La actriz y arquitecta Elba Chunchuna Villafañe murió a los 92 años y la noticia provocó una profunda conmoción en el ámbito artístico argentino. La confirmación llegó este jueves a través de su hija, la actriz y cantante Juana Molina, quien compartió un sentido mensaje en redes sociales para despedirla.
A través de una publicación en Instagram, Molina expresó el dolor por la partida de su madre y recordó el vínculo que las unía desde hace décadas. “Murió mi querida mamita. Era algo que esperaba y temía. Sucedió esta madrugada. Es un cocktail de sensaciones. Cuando volví a su casa y vi su cama vacía, me di cuenta de que la voy a extrañar mucho. Esa ausencia inmensa”, escribió junto a una fotografía de Villafañe.

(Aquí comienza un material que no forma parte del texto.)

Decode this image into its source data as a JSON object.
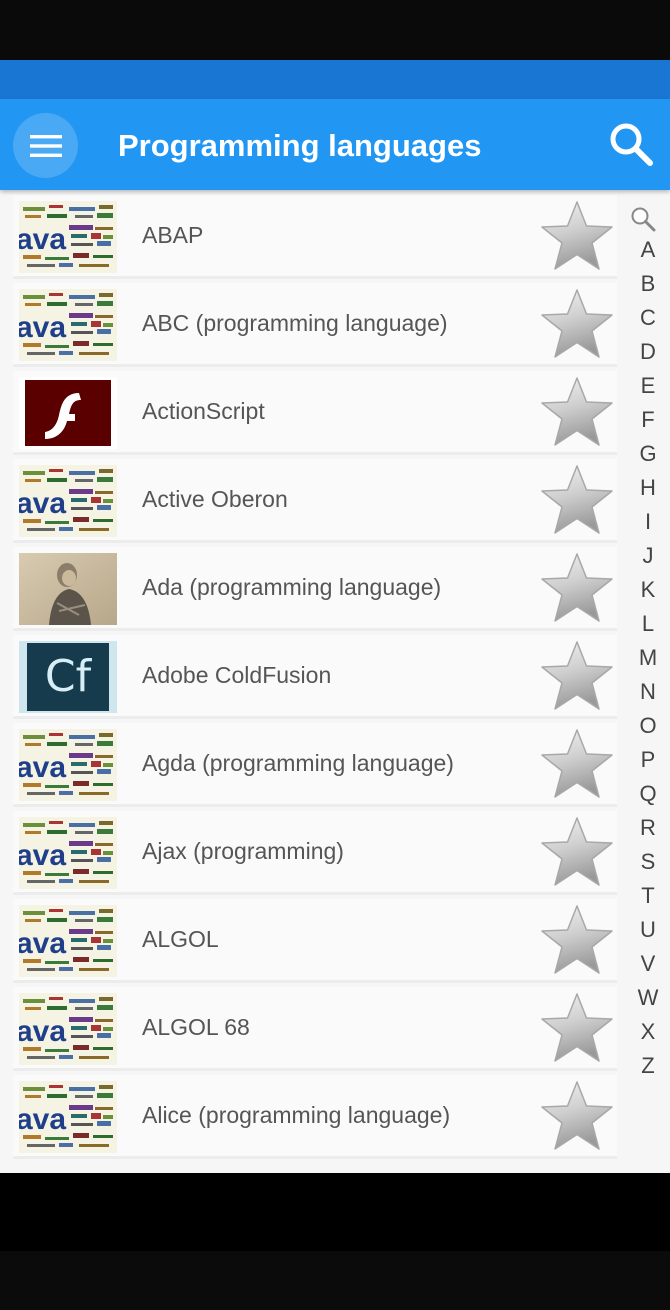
{
  "app_bar": {
    "title": "Programming languages",
    "menu_icon": "menu-icon",
    "search_icon": "search-icon"
  },
  "colors": {
    "app_bar": "#2196f3",
    "status_bar": "#1976d2",
    "list_background": "#fafafa"
  },
  "items": [
    {
      "label": "ABAP",
      "thumbnail": "java-wordcloud-logo"
    },
    {
      "label": "ABC (programming language)",
      "thumbnail": "java-wordcloud-logo"
    },
    {
      "label": "ActionScript",
      "thumbnail": "flash-logo"
    },
    {
      "label": "Active Oberon",
      "thumbnail": "java-wordcloud-logo"
    },
    {
      "label": "Ada (programming language)",
      "thumbnail": "ada-lovelace-portrait"
    },
    {
      "label": "Adobe ColdFusion",
      "thumbnail": "coldfusion-logo"
    },
    {
      "label": "Agda (programming language)",
      "thumbnail": "java-wordcloud-logo"
    },
    {
      "label": "Ajax (programming)",
      "thumbnail": "java-wordcloud-logo"
    },
    {
      "label": "ALGOL",
      "thumbnail": "java-wordcloud-logo"
    },
    {
      "label": "ALGOL 68",
      "thumbnail": "java-wordcloud-logo"
    },
    {
      "label": "Alice (programming language)",
      "thumbnail": "java-wordcloud-logo"
    }
  ],
  "coldfusion_text": "Cf",
  "wordcloud_text": "ava",
  "index": {
    "search_icon": "index-search-icon",
    "letters": [
      "A",
      "B",
      "C",
      "D",
      "E",
      "F",
      "G",
      "H",
      "I",
      "J",
      "K",
      "L",
      "M",
      "N",
      "O",
      "P",
      "Q",
      "R",
      "S",
      "T",
      "U",
      "V",
      "W",
      "X",
      "Z"
    ]
  }
}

La muerte de Chunchuña Villafañe: el conmovedor adiós de Juana Molina
En el mismo mensaje, la artista evocó las largas conversaciones que compartía con su madre y la importancia que esos encuentros tenían en su vida cotidiana.
“Ir a su casa a conversar era algo que hacía muy a menudo y sería incapaz de recordar alguna de esas conversaciones que duraban horas. No sé de qué hablábamos, pero hablábamos mucho. Creo que ahora quiero estar con mi hijita, bien juntitas las dos”, expresó.
Además, Molina informó que, a raíz del fallecimiento, quedó suspendido el recital que tenía previsto ofrecer este viernes en San Miguel (Buenos Aires), donde iba a presentar oficialmente Doga, su más reciente trabajo discográfico.
Cómo era el estado de salud de Chunchuna Villafañe
Hasta el momento no trascendieron las causas de la muerte de la actriz. Sin embargo, en una entrevista concedida durante 2024, Juana Molina había brindado detalles sobre la salud de su madre.
“Está más o menos. Me reconoce, sí. No tiene Alzheimer ni demencia senil. Lo suyo se llama afasia de expresión, no puede traducir a palabras lo que quiere decir. Ella vive en su casa, que es el lugar donde le gusta estar, y yo la visito muy seguido”, contó en aquel momento.
También destacó algunas de las costumbres que Villafañe mantenía pese a las dificultades que atravesaba: “Sigue manteniendo impecable su cabellera maravillosa ¡poniéndose ruleros! Y enojándose por cómo yo mantengo la mía. Aunque no lo pueda verbalizar, me la agarra, me la toca y a su modo me lo dice todo”.